勃起不全治療剤又は脱毛症治療剤処方に関する同意書
〒108-0014 東京都港区芝5-32-3 林ビル7F メンズプライドクリニック MITA TOKYO 御中
全ての内服薬や既往症についての情報を提供し、医師の指導を守り、下記事項を遵守して勃起不全治療剤又は脱毛症治療剤の処方を受けることに同意します。

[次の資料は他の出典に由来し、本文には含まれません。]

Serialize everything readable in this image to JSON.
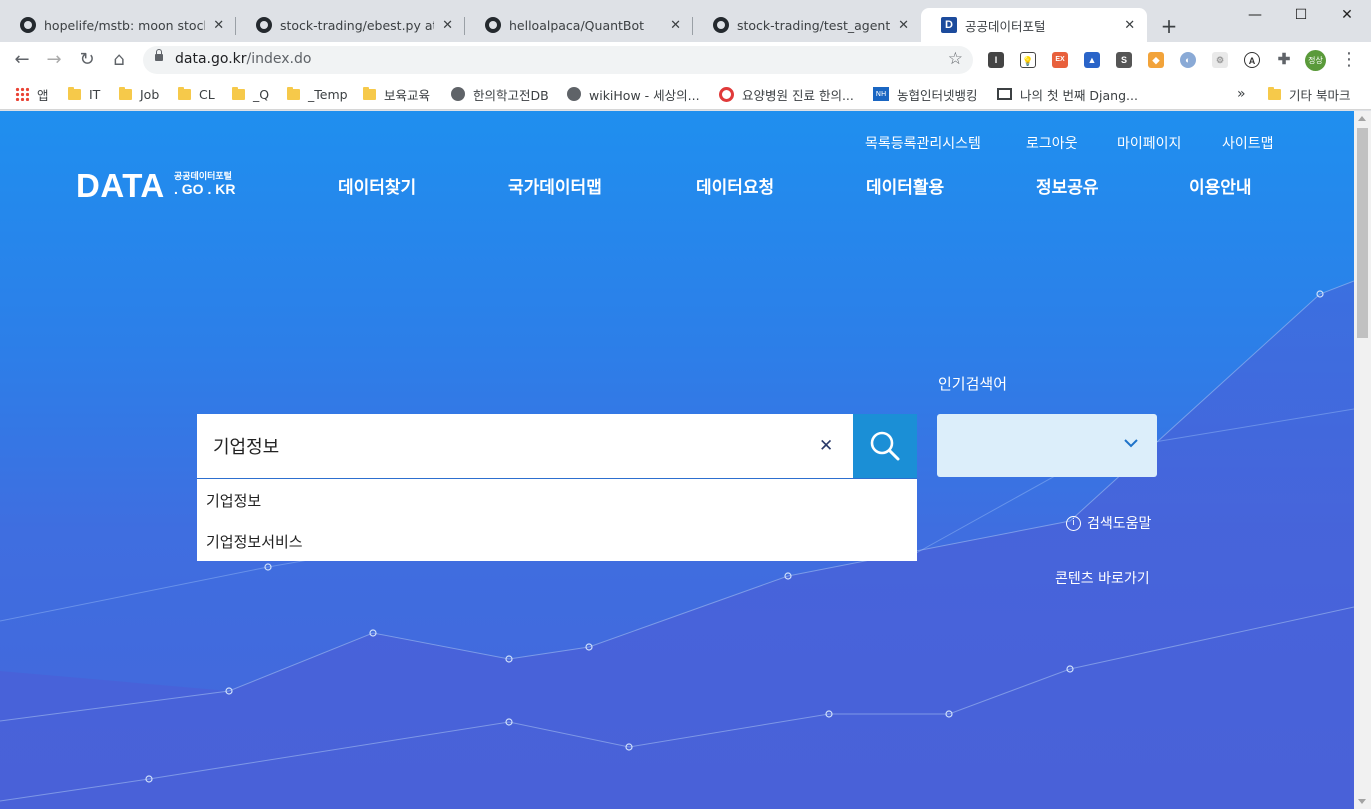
{
  "browser": {
    "tabs": [
      {
        "title": "hopelife/mstb: moon stock tra",
        "icon": "github-icon"
      },
      {
        "title": "stock-trading/ebest.py at mas",
        "icon": "github-icon"
      },
      {
        "title": "helloalpaca/QuantBot",
        "icon": "github-icon"
      },
      {
        "title": "stock-trading/test_agent_ebes",
        "icon": "github-icon"
      },
      {
        "title": "공공데이터포털",
        "icon": "data-portal-icon",
        "active": true
      }
    ],
    "url_host": "data.go.kr",
    "url_path": "/index.do",
    "profile_label": "정상",
    "bookmarks": [
      {
        "label": "앱",
        "icon": "apps-icon"
      },
      {
        "label": "IT",
        "icon": "folder-icon"
      },
      {
        "label": "Job",
        "icon": "folder-icon"
      },
      {
        "label": "CL",
        "icon": "folder-icon"
      },
      {
        "label": "_Q",
        "icon": "folder-icon"
      },
      {
        "label": "_Temp",
        "icon": "folder-icon"
      },
      {
        "label": "보육교육",
        "icon": "folder-icon"
      },
      {
        "label": "한의학고전DB",
        "icon": "globe-icon"
      },
      {
        "label": "wikiHow - 세상의...",
        "icon": "globe-icon"
      },
      {
        "label": "요양병원 진료 한의...",
        "icon": "ring-icon"
      },
      {
        "label": "농협인터넷뱅킹",
        "icon": "nh-icon"
      },
      {
        "label": "나의 첫 번째 Djang...",
        "icon": "book-icon"
      }
    ],
    "other_bookmarks": "기타 북마크",
    "overflow": "»"
  },
  "site": {
    "util_links": [
      "목록등록관리시스템",
      "로그아웃",
      "마이페이지",
      "사이트맵"
    ],
    "logo": {
      "main": "DATA",
      "sub_top": "공공데이터포털",
      "sub_bottom": ". GO . KR"
    },
    "nav": [
      "데이터찾기",
      "국가데이터맵",
      "데이터요청",
      "데이터활용",
      "정보공유",
      "이용안내"
    ],
    "search": {
      "value": "기업정보",
      "suggestions": [
        "기업정보",
        "기업정보서비스"
      ]
    },
    "popular_label": "인기검색어",
    "popular_selected": "",
    "help_label": "검색도움말",
    "shortcut_label": "콘텐츠 바로가기"
  },
  "colors": {
    "bg_top": "#1f8fef",
    "bg_bottom": "#4466da",
    "search_button": "#1b8fd6",
    "select_bg": "#dceefa"
  }
}
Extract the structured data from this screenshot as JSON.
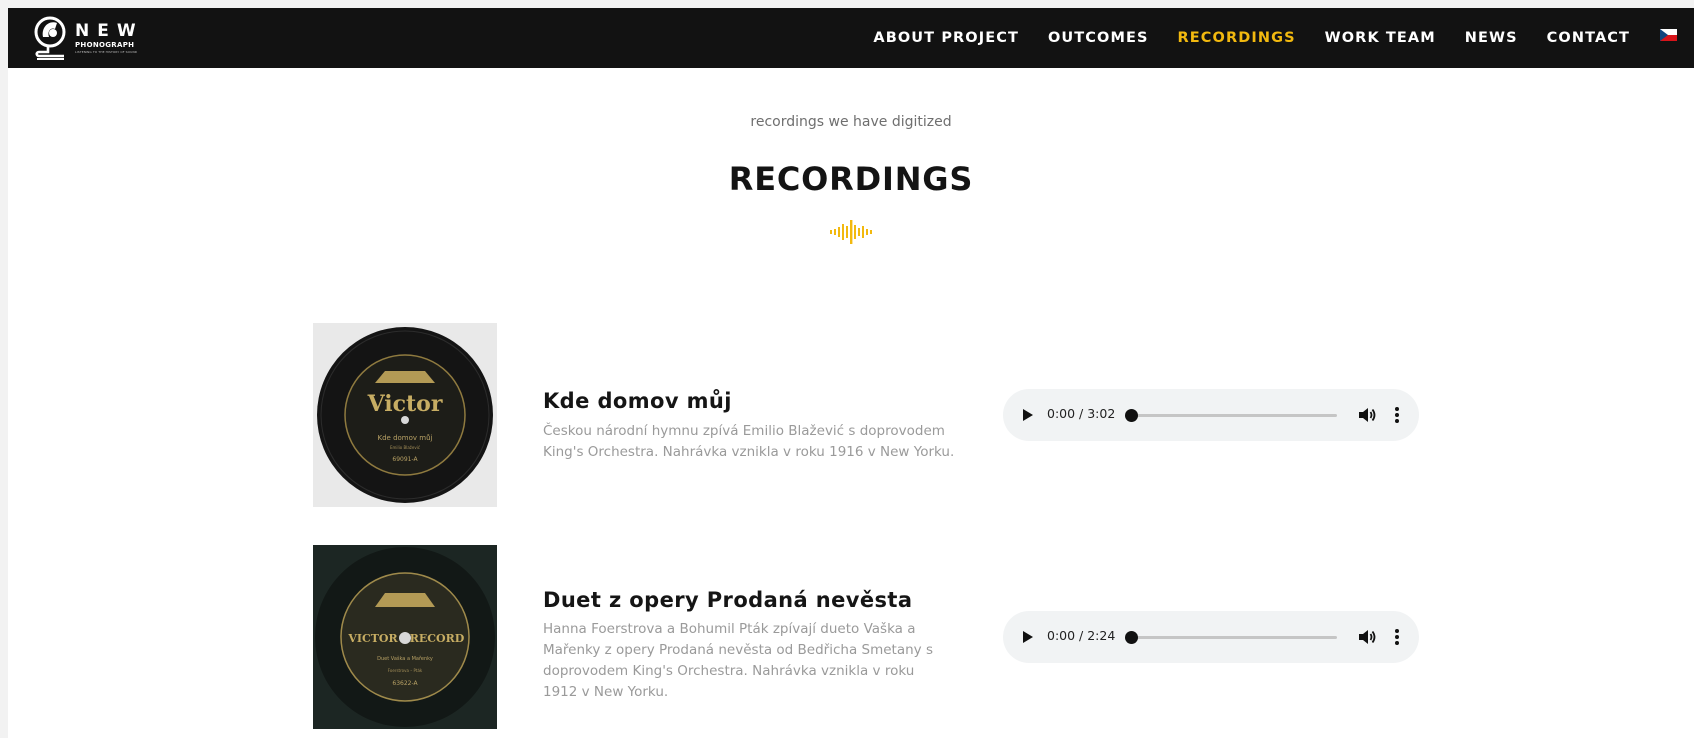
{
  "header": {
    "logo": {
      "word": "NEW",
      "sub": "PHONOGRAPH",
      "tagline": "LISTENING TO THE HISTORY OF SOUND"
    },
    "nav": [
      {
        "label": "ABOUT PROJECT",
        "active": false
      },
      {
        "label": "OUTCOMES",
        "active": false
      },
      {
        "label": "RECORDINGS",
        "active": true
      },
      {
        "label": "WORK TEAM",
        "active": false
      },
      {
        "label": "NEWS",
        "active": false
      },
      {
        "label": "CONTACT",
        "active": false
      }
    ],
    "language_flag": "czech-flag-icon"
  },
  "hero": {
    "kicker": "recordings we have digitized",
    "title": "RECORDINGS",
    "divider_icon": "sound-wave-icon"
  },
  "recordings": [
    {
      "title": "Kde domov můj",
      "description": "Českou národní hymnu zpívá Emilio Blažević s doprovodem King's Orchestra. Nahrávka vznikla v roku 1916 v New Yorku.",
      "cover_icon": "victor-record-icon",
      "player": {
        "time": "0:00 / 3:02",
        "progress": 0
      }
    },
    {
      "title": "Duet z opery Prodaná nevěsta",
      "description": "Hanna Foerstrova a Bohumil Pták zpívají dueto Vaška a Mařenky z opery Prodaná nevěsta od Bedřicha Smetany s doprovodem King's Orchestra. Nahrávka vznikla v roku 1912 v New Yorku.",
      "cover_icon": "victor-record-icon",
      "player": {
        "time": "0:00 / 2:24",
        "progress": 0
      }
    }
  ],
  "colors": {
    "header_bg": "#121212",
    "accent": "#f2b90f",
    "heading": "#141414",
    "muted_text": "#9a9a9a",
    "player_bg": "#f1f3f4"
  }
}
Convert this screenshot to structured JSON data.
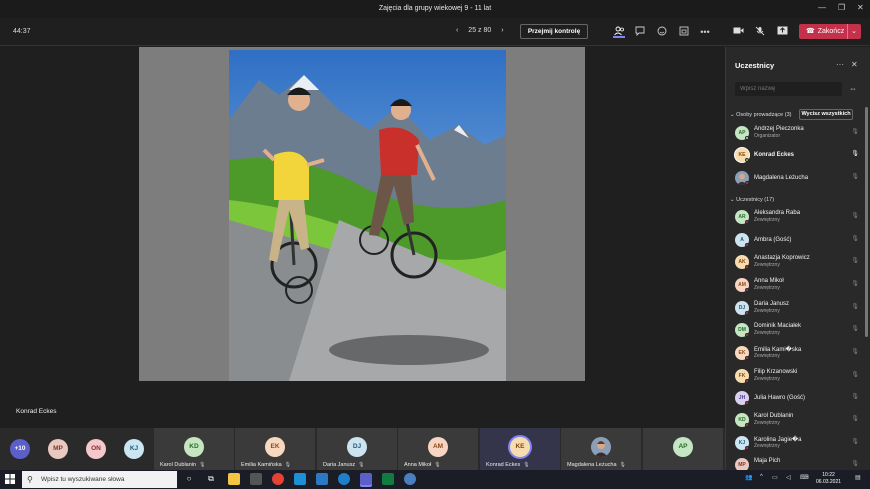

01. 今までの全ての病歴、内服薬歴、入院歴などについて情報を提供しました。
02. 心疾患(特に狭心症、心筋梗塞)の既往はありません。
03. 現在、ニトログリセリンなどの硝酸薬は使用していません。
04. パートナーも勃起不全治療剤の使用に同意しています。
05. 勃起不全治療剤又は脱毛症治療剤の副作用についても理解しました。
06. 副作用が生じたら、使用を中止し、速やかに連絡します。
07. 勃起不全治療剤又は脱毛症治療剤を、他の人にあげたり、販売したりしません。
08. 勃起不全治療剤又は脱毛症治療剤を、決められた量以上の使用はしません。
09. 他の医療機関を受診する際には、勃起不全治療剤又は脱毛症治療剤を内服していること申し出ます。
10. 諸検査で、勃起不全治療剤又は脱毛症治療剤の使用が困難と判断されたときは、医師の指示に従い、 勃起不全治療剤又は脱毛症治療剤を破棄します。